Can I ask you something? If all your food was purchased and prepared for you, would you bother to learn to cook? Would you feel the need to learn to drive if you were chauffeured around town? Would you still make getting a job a priority if many of life's needs (not wants) were handed to you? At one time, the overwhelming majority would answer these questions with a resounding "Yes", but I'm not so sure anymore.

Maybe this phenomenon can help explain how a leader who presided over the worst economic downturn since the Great Depression without introducing a plausible "fix" found himself re-elected as President of the United States. Despite spending $800 billion on stimulus only to find the unemployment rate stuck around 8% while adding $5 trillion in new debt, Barack Hussein Obama somehow retained his office for another four years, rather handily, some may assert.

How can this be? If ever there were a string of calamitous policies that begged for revocation, it would be those of the Obama administration. Or so it would appear, but if you're one of the subsidized many in America, why would you vote for anything but the status quo?

America changed on November 6th. With nearly half the population receiving some form of government entitlement, it's not hard to fathom why anyone with a new plan was met with so much resistance and received so few of the electorate's votes. Unless America gets back to making instead of taking, her destiny is clear.

Do you want a peak at what America may look like in another ten years? Take a look at where some European democracies are today. Social welfare states that are well on their way to totalitarianism and financial insolvency.

Hold your breath.  The day of reckoning is coming. Four more years...many more tears!

Monday, November 05, 2012

Hallowe'en Witch Hunt

If you grew up in the 70's or 80's in North America, you've probably observed and enjoyed All Hallows' Eve each year. While not officially a religious observance (for most), carving pumpkins, treat-or-treating, haunted attractions, and attending costume parties were all pillars of the Hallowe'en season for us as children and young adults.

We still do our best to participate and pass on the traditions associated with October 31st, but lately I've been getting that sinking feeling that we are part of a dwindling minority of Hallowe'en celebrants. Should it surprise anyone that in our hypersensitive, politically correct world that the customs associated with Hallowe'en have become offensive and unwanted to many?

Hallowe'en's endangered species list:

Haunting your house or making your yard into a spooky cemetery? You're apt to be branded a heretic by at least a few of your neighbors.  As our population ages, I guess we should expect this. The elderly with one foot in the grave certainly don't relish the reminders and that's a shame because they would indeed make the best ghouls.

Trick-or-Treating? Well, the tricks died out years ago, but I'll wager that the treats aren't far behind. Back in the day, a young treat-seeker would be hard pressed to happen upon a darkened house with occupants unwilling to dole out any goodies. Last week, it certainly appeared as though the pendulum has swung to the other extreme with long stretches of homes in our neighborhood not participating at all. And is there anything more depraved than locking your door, turning off the lights, but yet sending your own brood out to collect an (un)fair share of loot?

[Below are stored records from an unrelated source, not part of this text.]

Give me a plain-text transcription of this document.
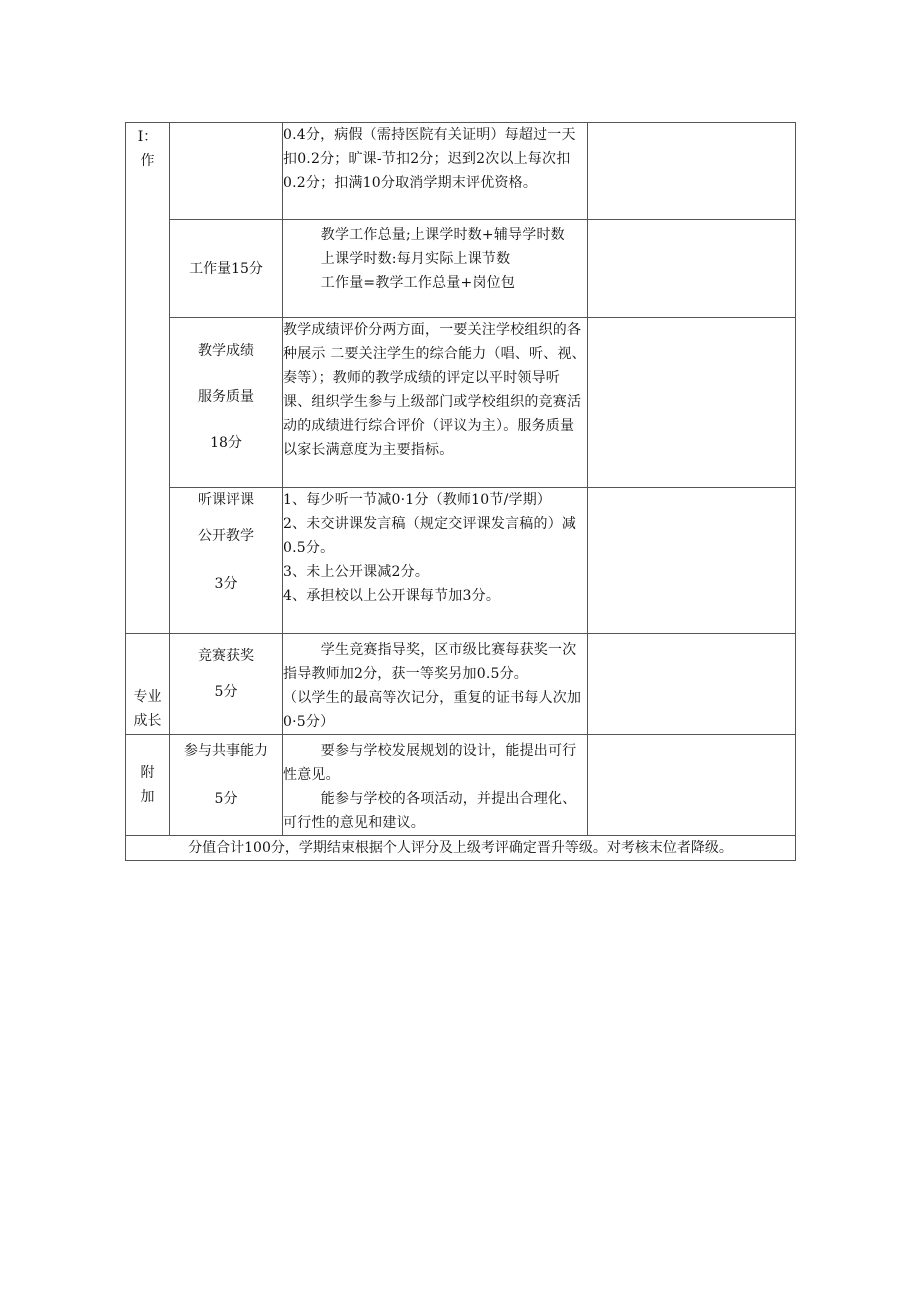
I：
作		0.4分，病假（需持医院有关证明）每超过一天扣0.2分；旷课-节扣2分；迟到2次以上每次扣0.2分；扣满10分取消学期末评优资格。	

	工作量15分	教学工作总量;上课学时数+辅导学时数
上课学时数:每月实际上课节数
工作量=教学工作总量+岗位包	

	教学成绩
服务质量
18分	教学成绩评价分两方面，一要关注学校组织的各种展示 二要关注学生的综合能力（唱、听、视、奏等）；教师的教学成绩的评定以平时领导听课、组织学生参与上级部门或学校组织的竞赛活动的成绩进行综合评价（评议为主）。服务质量以家长满意度为主要指标。	

	听课评课
公开教学
3分	1、每少听一节减0·1分（教师10节/学期）
2、未交讲课发言稿（规定交评课发言稿的）减0.5分。
3、未上公开课减2分。
4、承担校以上公开课每节加3分。	

专业
成长	竞赛获奖
5分	学生竞赛指导奖，区市级比赛每获奖一次指导教师加2分，获一等奖另加0.5分。
（以学生的最高等次记分，重复的证书每人次加0·5分）	

附
加	参与共事能力
5分	要参与学校发展规划的设计，能提出可行性意见。
能参与学校的各项活动，并提出合理化、可行性的意见和建议。	

分值合计100分，学期结束根据个人评分及上级考评确定晋升等级。对考核末位者降级。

Costume parties? Some of my fondest memories as a young adult were forged during college Hallowe'en parties. Now, however, it would seem that there aren't too many costumes that would pass the inoffensive sniff test. This is due in part to the We're a Culture, Not a Costume campaign that has gained traction over the last few years whereby any costume depicting a racial or ethic stereotype is viewed with considerable contempt. Most respectful adults would know that masquerading as say Adolf Hitler would be taboo, but we shouldn't have to feel the need to think twice about dressing up as a cowboy, a geisha, or a pimp because we're offending someone's entire culture.  The fact that many now do reconsider their choice of garb is yet another nail in Hallowe'en's coffin (excuse the pun). Stop it, already!

Hallowe'en has always been a time for silly secular traditions and the revelry associated with them. These are not the issues; those who think otherwise certainly are.